Lexa la regarda sortir du bureau et ce ne fut que lorsqu'elle vit la porte se refermer derrière elle qu'elle reporta son attention sur Clarke. Cette dernière continuait de la fixer d'un air loin d'être serein, ce qui la fit légèrement sourire.

- Clarke, arrête de flipper… intima-t-elle.

- Je ne flippe pas, contesta Clarke.

- Tu en as l'air.

- Oui et bien ce n'est pas le cas, nia-t-elle.

Lorsqu'elle la vit se mordiller nerveusement la lèvre, Lexa lui adressa un regard dubitatif avant de laisser échapper un léger rire qui indiquait clairement qu'elle ne la croyait pas, ce qui amena Clarke à pousser un petit soupir défaitiste.

- Je ne flippe pas, insista-t-elle tout de même. C'est juste que – il n'y a même pas cinq minutes, tu étais prête à m'arracher la tête parce que je t'avais laissé dormir et maintenant tu annules tous tes rendez-vous. Permets-moi donc d'avoir quelques doutes…

Le sourire qui se trouvait sur les lèvres de Lexa disparut et se retrouva remplacé par une grimace penaude. Elle se gratta l'arrière de la tête d'un geste embarrassé avant de prendre une profonde inspiration et de se tourner de sorte à lui faire complètement face. Les traits du visage de Clarke s'adoucirent aussitôt qu'elle se retrouva plongée dans son regard et qu'elle y vit s'y refléter l'habituelle adoration qui lui était réservée.

- Je suis désolée pour la réaction que j'ai eu, s'excusa doucement Lexa. J'ai paniqué et j'ai réagi au quart de tour et je n'aurais pas dû… Mais je te promets que je sais ce que je fais, Clarke. Ma mère s'en sortira parfaitement avec les clients que je devais voir, la présence du PDG n'est pas nécessaire…

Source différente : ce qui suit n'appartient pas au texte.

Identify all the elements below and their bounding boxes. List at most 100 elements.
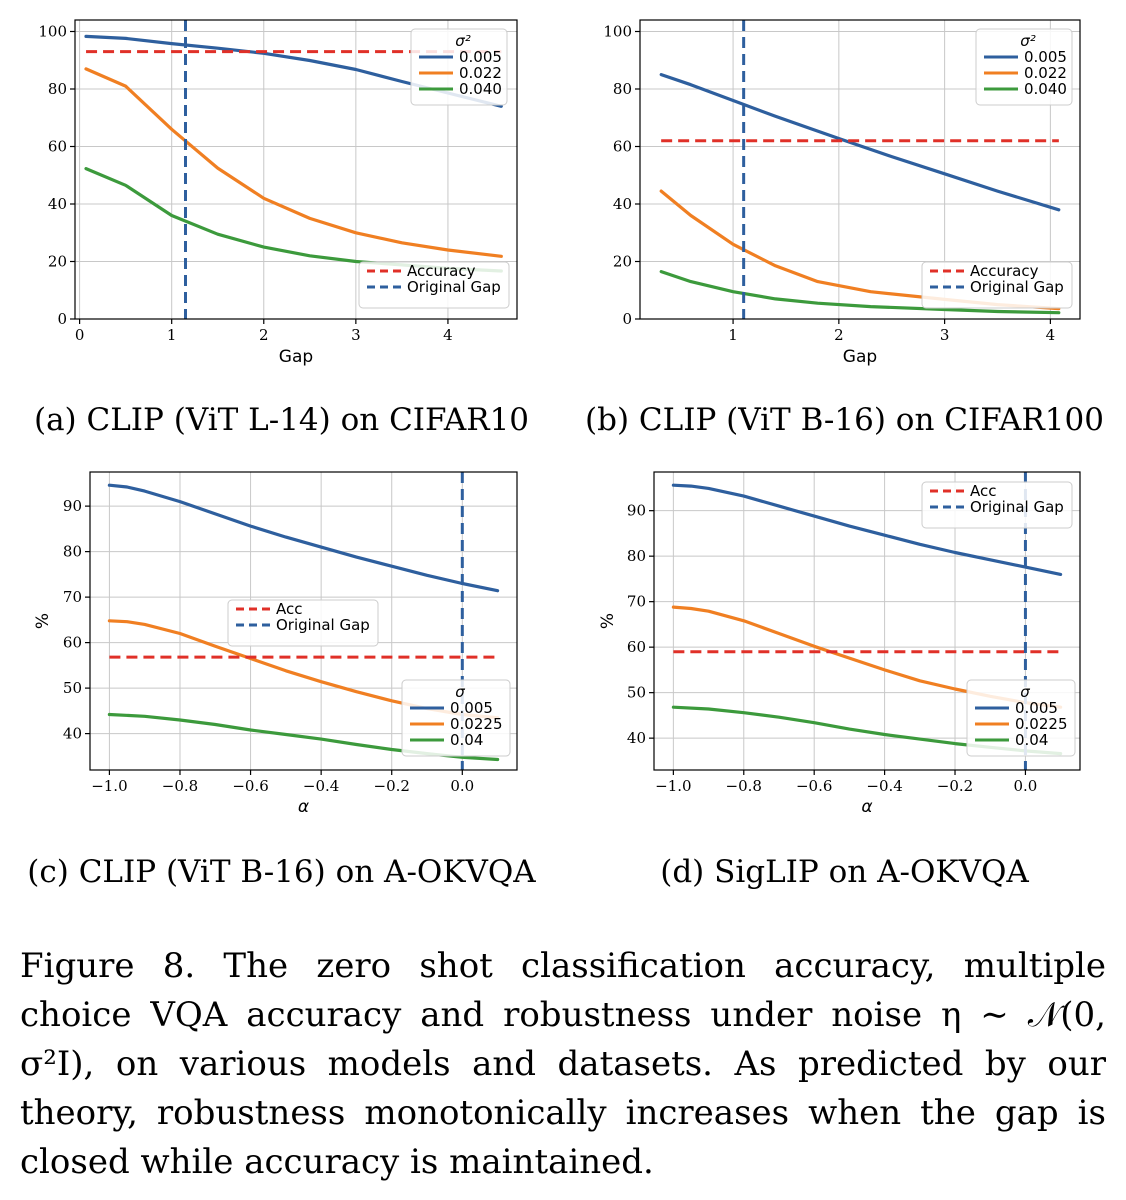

- Et pour ton rendez-vous avec les actionnaires? s'enquit Clarke. Tu penses qu'ils vont penser quoi quand ils te verront annuler seulement quelques minutes avant?

- Que je reste celle qui dirige cette entreprise, répondit Lexa avec un petit sourire taquin.

Clarke laissa échapper un rire amusé qui eut le don de faire exulter son cœur et s'il lui restait le moindre doute concernant sa décision de tout annuler, il avait complètement disparu.

Son temps avec Clarke était compté et elle avait bien l'intention de profiter de chaque seconde. Woods & Co pouvait parfaitement passer en second plan pendant quelques jours. Après tous les sacrifices qu'elle avait faits pour cette entreprise, elle lui devait au moins bien ça.

Sur cette pensée, elle resserra inconsciemment l'étreinte qu'elle avait autour de la taille de Clarke et posa son front contre le sien.

- Maintenant, que dirais-tu qu'on aille rejoindre les trois autres? demanda-t-elle en faisant référence à Anya, Octavia et Raven.

Parce que, mine de rien, elle avait terriblement envie de les voir. Et, au vu du petit sourire plein de tendresse que lui adressa Clarke, elle savait qu'elle n'avait pas besoin de le dire pour que cette dernière ne le comprenne.


C~L


Le lendemain matin, ce fut avec la sensation de baisers contre ses épaules nues que Clarke se réveilla. Gardant les yeux fermés, elle laissa échapper un petit gémissement de contentement et se recula pour se coller un peu plus au corps nu derrière elle. Elle entendit un rire mélodieux résonner avant que la paire de lèvres qui se trouvait sur son dos ne remonte dans une caresse langoureuse jusqu'à sa nuque.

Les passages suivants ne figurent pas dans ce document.